In the past, the music business was controlled by the major record labels. The record labels controlled everything in an artist’s career from start to finish. The record label would control and artist image, airplay, access to audits, likeness, royalty rate, success and everything in between while under the record label contract. When the artist career was over, the artist often didn’t have anything to show for their hard work and creativity.
Back in the day, the record label would finance artist’s project up front in the form of an advance. The advance usually amounted to a loan which the artist had to repay. The record label would finance the recording, distribution and promotion of the artist project and then “recoup” the money after the project started selling. Although it seems fair on the surface, the record label would charge the artist for much more than what the record label provided. The record label would not only bill the artist for the things mentioned above, but they would deduct artist royalties for damaged goods, record club discounts and a wealth of other expenses. In addition the record label would take these deductions from the artists’ gross earnings.
Although the record label would allow an artist to audit the record company’s books, many artists didn’t conduct any audits. Artists were generally afraid of angering the record labels by asking the record labels to show the expenses and deductions in writing. This justifiable fear kept artist’s in their place – under the record labels’ control.
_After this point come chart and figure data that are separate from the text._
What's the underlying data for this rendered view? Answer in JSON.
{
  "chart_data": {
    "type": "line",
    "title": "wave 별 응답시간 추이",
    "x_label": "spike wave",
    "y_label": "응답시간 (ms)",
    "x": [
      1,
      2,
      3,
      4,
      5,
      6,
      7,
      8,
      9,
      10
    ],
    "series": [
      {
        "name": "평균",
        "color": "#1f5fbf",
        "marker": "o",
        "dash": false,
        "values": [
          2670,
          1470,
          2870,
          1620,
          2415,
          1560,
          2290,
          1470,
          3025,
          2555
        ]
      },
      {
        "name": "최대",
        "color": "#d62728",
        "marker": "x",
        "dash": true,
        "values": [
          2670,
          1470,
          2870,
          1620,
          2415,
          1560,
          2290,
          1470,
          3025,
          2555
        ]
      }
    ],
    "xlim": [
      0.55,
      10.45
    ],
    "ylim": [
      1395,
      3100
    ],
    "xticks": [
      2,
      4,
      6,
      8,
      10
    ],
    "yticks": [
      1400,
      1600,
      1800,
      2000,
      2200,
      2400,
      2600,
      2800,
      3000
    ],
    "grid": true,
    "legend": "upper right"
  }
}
Today with digital technology, the power is shifting into the hands of the artist
There’s a new trend in the music business that has record labels sweating in the boardroom. This new trend is called “Do It Yourself” (D.I.Y.). With Digital Technology anyone can start a record label and have a personal studio on their computer. There are a number of free or (very inexpensive) studio recording software applications that allow an artist to record and distribute their own material without the help or control of any other record label.
An artist can easily promote and sell their CD’s and MP3’s online at thousands of internet sites. In addition there are many new web hosting services that allow an artist to have a website dedicated to promoting their and selling their music to the growing online community.
There are hundreds of artists making a living selling their music online. Think about it, if you sold 20,000 CD’s online at $10, you’d earn $200,000. If you sold 20,000 for a record label you’d be in debt and you’d face the risk of being dropped from the record label.
By recording, distributing, promoting and selling your music yourself, you control your destiny. Today an artist can control their expenses, track their deductions and not live in fear of any record company.
Today the power is in the artist hand of the artist’s.